For graffiti writers, The Jungle is a Mecca. The elevation of the interstate provides good wall visibility, and the day-and-night traffic ensures a constant audience. Visibility and audience: two key ingredients many writers consider.

For everyone else, The Jungle doesn't really exist beyond glimpses from the interstate, colorful, large-scale graffiti flickering from behind concrete support columns and a scattering of tarps fashioned as walls and roofs.

The Jungle, 2024

The Jungle, 2024

The Jungle, 2024

RULE OF LAW

On June 13, 2023, US District Court Judge Marsha Pechman issued an injunction barring the City of Seattle from enforcing its ban on graffiti. The case came from an arrest involving sidewalk chalk protest messages including "peaceful protest," "Fuck SPD," and "BLM." In her ruling, Pechman found the law overly broad, pointing out that, as written, it allowed police to arrest people for "attaching a streamer to someone else's bicycle or writing a note of 'hello' on a classmate's notebook without express permission."

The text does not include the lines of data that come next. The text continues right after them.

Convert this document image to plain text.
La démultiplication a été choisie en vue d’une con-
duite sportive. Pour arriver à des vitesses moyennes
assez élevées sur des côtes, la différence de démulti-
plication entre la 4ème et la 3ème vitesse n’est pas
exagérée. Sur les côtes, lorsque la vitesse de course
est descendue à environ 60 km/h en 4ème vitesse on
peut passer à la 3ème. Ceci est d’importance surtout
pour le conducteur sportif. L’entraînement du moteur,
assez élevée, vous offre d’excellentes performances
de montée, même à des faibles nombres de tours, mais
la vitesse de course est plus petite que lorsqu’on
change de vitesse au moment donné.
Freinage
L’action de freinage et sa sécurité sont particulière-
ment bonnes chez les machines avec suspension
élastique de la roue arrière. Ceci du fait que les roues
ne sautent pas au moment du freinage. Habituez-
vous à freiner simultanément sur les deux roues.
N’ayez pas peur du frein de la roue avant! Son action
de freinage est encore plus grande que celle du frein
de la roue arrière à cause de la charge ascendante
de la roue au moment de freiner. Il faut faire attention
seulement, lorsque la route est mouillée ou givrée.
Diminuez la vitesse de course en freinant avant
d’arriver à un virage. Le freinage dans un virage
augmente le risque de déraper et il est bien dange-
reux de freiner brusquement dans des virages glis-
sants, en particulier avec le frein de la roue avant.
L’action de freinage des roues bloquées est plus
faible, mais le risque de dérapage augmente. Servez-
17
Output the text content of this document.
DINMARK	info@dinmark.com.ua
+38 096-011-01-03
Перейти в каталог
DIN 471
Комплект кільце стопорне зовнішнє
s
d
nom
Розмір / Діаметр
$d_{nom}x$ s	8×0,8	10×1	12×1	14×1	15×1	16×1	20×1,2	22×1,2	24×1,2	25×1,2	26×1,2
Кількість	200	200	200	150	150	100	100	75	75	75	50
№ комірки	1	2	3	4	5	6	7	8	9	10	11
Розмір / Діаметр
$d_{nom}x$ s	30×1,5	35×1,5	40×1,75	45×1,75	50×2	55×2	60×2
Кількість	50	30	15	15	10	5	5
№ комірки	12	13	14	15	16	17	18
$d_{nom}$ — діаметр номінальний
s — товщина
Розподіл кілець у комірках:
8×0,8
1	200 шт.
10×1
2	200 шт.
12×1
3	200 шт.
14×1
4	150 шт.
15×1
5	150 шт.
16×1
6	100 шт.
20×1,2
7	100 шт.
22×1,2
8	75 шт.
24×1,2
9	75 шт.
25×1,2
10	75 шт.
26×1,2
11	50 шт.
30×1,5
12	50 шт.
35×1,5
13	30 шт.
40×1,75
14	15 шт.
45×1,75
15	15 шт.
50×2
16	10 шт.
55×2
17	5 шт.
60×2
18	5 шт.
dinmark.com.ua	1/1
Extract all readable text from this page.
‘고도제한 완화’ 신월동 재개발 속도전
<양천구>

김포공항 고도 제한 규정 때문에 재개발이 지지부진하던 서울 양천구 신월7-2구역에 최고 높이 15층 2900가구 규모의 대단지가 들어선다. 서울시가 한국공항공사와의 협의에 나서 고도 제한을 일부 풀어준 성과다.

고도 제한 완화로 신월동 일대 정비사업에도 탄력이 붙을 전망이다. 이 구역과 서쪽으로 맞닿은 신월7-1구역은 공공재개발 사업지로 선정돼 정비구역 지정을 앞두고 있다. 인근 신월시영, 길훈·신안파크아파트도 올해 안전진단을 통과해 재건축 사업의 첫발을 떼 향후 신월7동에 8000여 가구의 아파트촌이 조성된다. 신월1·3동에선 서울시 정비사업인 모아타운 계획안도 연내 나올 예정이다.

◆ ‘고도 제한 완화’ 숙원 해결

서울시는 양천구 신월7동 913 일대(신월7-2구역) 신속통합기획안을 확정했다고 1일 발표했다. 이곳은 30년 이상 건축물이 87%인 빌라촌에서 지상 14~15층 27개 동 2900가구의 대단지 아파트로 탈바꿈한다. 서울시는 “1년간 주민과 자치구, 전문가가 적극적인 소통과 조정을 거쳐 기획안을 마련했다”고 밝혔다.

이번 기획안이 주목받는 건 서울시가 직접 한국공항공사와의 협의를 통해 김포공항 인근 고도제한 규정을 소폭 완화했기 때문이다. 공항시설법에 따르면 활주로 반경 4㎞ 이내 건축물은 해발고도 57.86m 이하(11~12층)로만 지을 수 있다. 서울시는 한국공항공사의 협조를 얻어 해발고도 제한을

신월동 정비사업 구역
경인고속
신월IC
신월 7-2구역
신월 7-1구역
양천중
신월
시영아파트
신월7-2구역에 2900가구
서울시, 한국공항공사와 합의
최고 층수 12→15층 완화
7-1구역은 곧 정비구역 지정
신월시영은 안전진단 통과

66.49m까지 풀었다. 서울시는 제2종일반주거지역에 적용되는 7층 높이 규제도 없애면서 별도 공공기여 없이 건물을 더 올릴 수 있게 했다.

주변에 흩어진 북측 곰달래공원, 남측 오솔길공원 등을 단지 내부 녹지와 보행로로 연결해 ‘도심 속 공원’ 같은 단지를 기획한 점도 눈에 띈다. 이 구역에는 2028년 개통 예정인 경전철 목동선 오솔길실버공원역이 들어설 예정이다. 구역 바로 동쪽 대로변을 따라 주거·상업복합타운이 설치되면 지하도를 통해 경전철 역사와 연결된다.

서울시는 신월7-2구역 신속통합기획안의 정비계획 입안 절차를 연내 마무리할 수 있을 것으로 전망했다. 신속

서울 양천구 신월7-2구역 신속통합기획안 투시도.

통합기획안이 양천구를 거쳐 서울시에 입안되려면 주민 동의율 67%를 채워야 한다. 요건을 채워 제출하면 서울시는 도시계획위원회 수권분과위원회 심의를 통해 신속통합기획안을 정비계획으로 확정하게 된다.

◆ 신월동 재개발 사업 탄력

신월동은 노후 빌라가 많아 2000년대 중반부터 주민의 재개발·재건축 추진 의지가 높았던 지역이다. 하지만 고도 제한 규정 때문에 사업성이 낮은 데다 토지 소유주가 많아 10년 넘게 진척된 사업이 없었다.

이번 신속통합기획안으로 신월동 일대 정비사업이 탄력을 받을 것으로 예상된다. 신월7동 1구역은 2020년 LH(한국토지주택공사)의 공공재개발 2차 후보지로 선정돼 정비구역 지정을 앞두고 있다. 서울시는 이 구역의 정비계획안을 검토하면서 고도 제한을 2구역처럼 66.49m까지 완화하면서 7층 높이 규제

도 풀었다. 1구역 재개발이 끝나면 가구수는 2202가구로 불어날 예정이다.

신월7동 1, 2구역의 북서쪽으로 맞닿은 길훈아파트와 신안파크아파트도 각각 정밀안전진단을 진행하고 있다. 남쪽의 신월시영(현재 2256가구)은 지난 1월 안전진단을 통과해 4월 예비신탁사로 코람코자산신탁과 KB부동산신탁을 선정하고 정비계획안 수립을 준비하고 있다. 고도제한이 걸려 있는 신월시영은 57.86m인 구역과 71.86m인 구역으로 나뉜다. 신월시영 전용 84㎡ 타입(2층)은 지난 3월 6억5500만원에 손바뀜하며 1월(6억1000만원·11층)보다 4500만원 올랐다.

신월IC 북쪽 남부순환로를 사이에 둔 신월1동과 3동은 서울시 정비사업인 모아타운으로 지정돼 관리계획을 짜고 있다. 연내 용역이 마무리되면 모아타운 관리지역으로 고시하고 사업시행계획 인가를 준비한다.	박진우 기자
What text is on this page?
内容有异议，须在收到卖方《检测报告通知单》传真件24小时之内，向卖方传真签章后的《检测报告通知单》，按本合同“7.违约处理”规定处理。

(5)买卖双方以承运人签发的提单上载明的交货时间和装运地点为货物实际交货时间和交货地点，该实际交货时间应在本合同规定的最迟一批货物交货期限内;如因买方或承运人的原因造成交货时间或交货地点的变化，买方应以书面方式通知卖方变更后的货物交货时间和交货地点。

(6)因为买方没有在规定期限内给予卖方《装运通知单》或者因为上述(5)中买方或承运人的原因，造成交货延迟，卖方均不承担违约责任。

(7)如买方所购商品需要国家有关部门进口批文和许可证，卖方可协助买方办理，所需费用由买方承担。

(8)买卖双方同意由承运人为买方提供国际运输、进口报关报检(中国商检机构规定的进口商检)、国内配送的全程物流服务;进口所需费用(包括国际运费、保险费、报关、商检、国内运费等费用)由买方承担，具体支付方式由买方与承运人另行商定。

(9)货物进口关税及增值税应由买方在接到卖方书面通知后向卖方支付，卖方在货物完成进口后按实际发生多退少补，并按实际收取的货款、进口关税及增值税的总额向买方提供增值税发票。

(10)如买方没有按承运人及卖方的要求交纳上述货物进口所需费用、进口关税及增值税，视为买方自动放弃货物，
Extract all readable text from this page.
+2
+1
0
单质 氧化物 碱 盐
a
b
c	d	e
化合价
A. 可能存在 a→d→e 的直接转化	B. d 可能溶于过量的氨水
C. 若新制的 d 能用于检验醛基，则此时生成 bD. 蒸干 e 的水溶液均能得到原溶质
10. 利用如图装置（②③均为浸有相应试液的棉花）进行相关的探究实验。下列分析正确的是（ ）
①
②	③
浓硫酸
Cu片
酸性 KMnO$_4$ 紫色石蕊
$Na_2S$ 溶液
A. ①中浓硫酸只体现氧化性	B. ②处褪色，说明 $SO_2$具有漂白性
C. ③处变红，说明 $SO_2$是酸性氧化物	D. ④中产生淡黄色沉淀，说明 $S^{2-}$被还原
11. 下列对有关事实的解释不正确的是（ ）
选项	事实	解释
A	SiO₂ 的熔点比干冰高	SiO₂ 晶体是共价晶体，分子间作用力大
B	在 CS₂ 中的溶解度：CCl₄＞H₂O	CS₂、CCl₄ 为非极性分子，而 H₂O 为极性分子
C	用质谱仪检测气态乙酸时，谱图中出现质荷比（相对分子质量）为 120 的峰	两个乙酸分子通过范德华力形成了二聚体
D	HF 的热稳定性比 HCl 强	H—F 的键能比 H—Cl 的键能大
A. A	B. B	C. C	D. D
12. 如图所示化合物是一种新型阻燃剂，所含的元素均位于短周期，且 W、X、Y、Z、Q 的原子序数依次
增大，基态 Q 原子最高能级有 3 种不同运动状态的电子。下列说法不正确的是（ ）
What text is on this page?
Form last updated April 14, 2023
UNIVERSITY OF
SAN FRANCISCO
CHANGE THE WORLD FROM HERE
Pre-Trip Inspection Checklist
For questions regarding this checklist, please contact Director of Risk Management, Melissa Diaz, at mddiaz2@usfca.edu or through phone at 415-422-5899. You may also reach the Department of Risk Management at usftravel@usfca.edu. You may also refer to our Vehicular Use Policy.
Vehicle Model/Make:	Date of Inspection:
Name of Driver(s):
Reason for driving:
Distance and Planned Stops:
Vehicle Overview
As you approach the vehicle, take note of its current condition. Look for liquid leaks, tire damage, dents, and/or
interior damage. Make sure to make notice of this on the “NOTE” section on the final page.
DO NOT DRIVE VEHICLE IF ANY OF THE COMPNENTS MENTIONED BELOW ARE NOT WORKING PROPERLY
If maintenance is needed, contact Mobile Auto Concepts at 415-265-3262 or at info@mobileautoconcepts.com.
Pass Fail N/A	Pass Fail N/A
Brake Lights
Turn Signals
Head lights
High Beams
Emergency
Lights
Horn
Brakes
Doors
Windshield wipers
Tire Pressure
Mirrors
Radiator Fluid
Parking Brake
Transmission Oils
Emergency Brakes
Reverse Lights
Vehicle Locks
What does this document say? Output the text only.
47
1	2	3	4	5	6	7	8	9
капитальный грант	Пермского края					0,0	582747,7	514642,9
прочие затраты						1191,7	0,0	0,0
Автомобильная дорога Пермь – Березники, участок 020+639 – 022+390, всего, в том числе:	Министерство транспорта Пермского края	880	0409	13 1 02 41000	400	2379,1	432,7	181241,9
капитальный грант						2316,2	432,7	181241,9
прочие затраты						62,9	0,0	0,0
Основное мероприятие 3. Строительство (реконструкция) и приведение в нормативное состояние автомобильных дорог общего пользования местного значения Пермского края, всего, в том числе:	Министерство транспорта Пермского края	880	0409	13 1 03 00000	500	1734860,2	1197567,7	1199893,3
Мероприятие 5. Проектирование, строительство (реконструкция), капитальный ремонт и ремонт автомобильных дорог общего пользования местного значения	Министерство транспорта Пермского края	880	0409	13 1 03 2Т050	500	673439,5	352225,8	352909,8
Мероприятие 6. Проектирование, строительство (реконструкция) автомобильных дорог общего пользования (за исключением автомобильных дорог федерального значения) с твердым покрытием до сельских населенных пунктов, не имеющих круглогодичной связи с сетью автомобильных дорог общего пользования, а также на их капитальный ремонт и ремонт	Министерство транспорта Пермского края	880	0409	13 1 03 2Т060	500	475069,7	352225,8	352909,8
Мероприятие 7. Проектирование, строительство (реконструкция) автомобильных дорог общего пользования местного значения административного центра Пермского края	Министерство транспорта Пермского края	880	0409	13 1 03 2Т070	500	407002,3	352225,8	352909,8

On February 2, 2024, the Ninth Circuit Court of Appeals overturned Pechman's ruling, reinstating Seattle's graffiti law, which bars unauthorized writing, painting, or drawing on public property. Efforts to cover up the accumulation of graffiti increased, and the tug-of-war continues.

SoDo, 2025

Industrial District, 2025

Rainier Beach, 2025

Harbor Island, 2024

OWNERSHIP

It's no secret that corporations wield enormous, often invisible, political power. In a corporatocracy the economy is king, and corporate personhood—a legal notion that gives companies the same rights as individuals—is the law of the land. 

Imagine if the current model of land ownership were swapped for a model of land stewardship. Land as commodity becomes land as community. An alternative line of questioning, then, is who and what belongs in this city?

Capitol Hill, 2024

10th Avenue South, 2023

WITNESS

Homelessness is painful—emotionally, physically, morally. While shooting this book, I often thought about how war photographers must feel before, during, and after a day’s work. Taking some of these photos felt wrong. Looking at them might feel wrong too.

But as critic John Berger said, “The opposite of living with this world is indifference, is a turning away.” To say no to something, we must first say yes—not in endorsement, but in acknowledgment.

Pike Street, 2024

South Dearborn Street, 2024

Occidental Avenue South, 2024

As neutral as the tide

The landscape here is changing rapidly. Cover-ups and encampment sweeps are cosmetic solutions to deeper, more complex issues—problems born from the accumulative effects of civilization itself.

Like a fever signals the flu, or extreme weather signals climate change, the rise of graffiti and homelessness is a symptom—a visible echo—of a torn economy, environment, and social fabric. It’s all reaping and sowing. Cause and effect. A kind of evolution pulling in all directions—toward comfort, toward cruelty. A force as neutral and unrelenting as the tide.